Member of the Council of State (Imperial Legislative Council of India)
- In office 1930–1936
- Governors-General: E. F. L. Wood, 1st Earl of Halifax, Freeman Freeman-Thomas, 1st Marquess of Willingdon

Personal details
- Born: 28 September 1881 Madras, India
- Died: 13 June 1950 (aged 68) Madras, India
- Profession: merchant, businessman

= G. N. Chetty =

Diwan Bahadur Sir Gopathi Narayanaswami Chettiar (கோபதி நாராயணசுவாமி செட்டியார்; 28 September 1881 – 13 June 1950) was an Indian merchant, landlord, politician, legislator and economist.

== Early life ==

Narayanaswami Chettiar was born into the Gopathi balija family. He was the son of Gopathy Mahadeva Chettiar. He was educated in Madras. He was an elected President of Madras Corporation.

== Public life ==

Narayanaswamy Chetty served as the member of the Council of State, Imperial Legislative Council of India, from 1930 to 1936. He also served as a President of the Madras Corporation.
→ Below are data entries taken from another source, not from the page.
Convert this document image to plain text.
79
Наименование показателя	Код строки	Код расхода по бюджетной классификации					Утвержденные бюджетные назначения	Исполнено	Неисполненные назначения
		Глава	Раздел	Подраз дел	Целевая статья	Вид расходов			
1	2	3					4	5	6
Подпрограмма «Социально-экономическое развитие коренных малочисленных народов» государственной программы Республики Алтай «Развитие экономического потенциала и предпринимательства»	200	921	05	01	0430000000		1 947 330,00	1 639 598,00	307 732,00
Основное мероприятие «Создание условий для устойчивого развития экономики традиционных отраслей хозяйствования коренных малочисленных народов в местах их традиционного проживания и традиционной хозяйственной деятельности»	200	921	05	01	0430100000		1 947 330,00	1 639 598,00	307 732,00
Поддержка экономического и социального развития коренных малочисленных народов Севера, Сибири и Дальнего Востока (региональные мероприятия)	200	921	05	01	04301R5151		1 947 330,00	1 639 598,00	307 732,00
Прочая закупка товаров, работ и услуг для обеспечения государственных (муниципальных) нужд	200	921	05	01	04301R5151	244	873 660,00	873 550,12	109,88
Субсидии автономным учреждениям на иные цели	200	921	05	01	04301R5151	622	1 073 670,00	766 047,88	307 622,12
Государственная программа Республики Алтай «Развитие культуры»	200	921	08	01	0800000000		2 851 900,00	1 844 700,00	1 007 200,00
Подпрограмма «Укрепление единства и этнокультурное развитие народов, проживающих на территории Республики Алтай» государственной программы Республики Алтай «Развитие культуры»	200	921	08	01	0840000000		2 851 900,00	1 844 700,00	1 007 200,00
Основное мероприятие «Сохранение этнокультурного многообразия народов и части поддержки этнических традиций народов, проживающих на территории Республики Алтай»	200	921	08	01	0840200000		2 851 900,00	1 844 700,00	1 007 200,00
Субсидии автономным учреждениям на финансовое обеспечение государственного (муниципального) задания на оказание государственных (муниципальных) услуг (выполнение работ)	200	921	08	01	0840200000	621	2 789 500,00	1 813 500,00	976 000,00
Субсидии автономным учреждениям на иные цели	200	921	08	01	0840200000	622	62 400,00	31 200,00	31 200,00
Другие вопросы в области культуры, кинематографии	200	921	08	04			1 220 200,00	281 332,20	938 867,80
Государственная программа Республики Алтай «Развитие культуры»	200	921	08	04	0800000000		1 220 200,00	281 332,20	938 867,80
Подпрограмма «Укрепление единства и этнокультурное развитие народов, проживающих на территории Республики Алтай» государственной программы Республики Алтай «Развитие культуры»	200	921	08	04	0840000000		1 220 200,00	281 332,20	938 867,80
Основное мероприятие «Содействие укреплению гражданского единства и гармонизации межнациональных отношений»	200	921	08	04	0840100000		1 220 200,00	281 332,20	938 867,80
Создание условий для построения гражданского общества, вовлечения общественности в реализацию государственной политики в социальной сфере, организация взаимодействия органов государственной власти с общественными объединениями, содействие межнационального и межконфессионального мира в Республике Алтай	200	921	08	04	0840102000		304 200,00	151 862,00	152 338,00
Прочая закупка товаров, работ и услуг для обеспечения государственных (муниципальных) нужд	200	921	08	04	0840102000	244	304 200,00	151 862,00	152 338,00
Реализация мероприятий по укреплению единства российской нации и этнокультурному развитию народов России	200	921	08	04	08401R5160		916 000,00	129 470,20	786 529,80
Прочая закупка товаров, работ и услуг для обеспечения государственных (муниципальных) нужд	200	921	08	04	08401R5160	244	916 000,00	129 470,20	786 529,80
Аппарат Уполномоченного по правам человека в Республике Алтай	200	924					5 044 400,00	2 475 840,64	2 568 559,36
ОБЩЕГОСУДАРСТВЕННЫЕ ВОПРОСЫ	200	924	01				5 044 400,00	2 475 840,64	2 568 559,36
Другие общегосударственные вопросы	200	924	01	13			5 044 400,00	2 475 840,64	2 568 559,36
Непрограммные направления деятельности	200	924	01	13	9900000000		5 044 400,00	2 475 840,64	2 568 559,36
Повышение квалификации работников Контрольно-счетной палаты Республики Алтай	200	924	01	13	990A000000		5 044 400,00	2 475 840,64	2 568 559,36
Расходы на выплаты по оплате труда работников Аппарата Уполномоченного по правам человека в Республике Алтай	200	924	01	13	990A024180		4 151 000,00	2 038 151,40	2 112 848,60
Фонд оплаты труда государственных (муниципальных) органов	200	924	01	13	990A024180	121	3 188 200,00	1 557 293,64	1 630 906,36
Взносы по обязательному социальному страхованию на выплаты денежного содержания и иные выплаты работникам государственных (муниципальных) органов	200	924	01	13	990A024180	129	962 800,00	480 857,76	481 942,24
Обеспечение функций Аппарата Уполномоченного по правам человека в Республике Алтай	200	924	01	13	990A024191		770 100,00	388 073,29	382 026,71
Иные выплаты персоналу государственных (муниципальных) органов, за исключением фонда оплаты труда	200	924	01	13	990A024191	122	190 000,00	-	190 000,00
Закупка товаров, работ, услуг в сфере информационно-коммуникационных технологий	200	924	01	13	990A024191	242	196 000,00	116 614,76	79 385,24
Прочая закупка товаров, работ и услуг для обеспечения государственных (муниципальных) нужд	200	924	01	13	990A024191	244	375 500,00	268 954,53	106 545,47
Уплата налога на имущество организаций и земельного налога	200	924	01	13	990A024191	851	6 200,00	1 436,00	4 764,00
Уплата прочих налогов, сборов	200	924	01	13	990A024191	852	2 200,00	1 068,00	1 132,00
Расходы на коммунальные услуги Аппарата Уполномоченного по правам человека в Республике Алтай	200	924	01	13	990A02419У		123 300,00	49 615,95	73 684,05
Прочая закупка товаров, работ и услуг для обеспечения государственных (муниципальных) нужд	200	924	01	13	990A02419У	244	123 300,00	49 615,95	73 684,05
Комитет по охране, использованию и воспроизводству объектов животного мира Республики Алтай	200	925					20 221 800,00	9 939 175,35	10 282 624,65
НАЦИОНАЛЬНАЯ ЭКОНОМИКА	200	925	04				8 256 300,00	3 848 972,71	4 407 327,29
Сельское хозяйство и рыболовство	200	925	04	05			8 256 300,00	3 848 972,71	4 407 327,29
He was a member of the Joint Select Committee of the Reserve Bank of India Bill and played a pivotal role in the formation of the Reserve Bank of India.

== Honours ==

Narayanaswamy Chetty was made a Companion of the Order of the Indian Empire in 1929 and a Knights Bachelor in 1945.

G. N. Chetty Road in T. Nagar, Chennai is named after Gopathi Narayanaswami Chetty.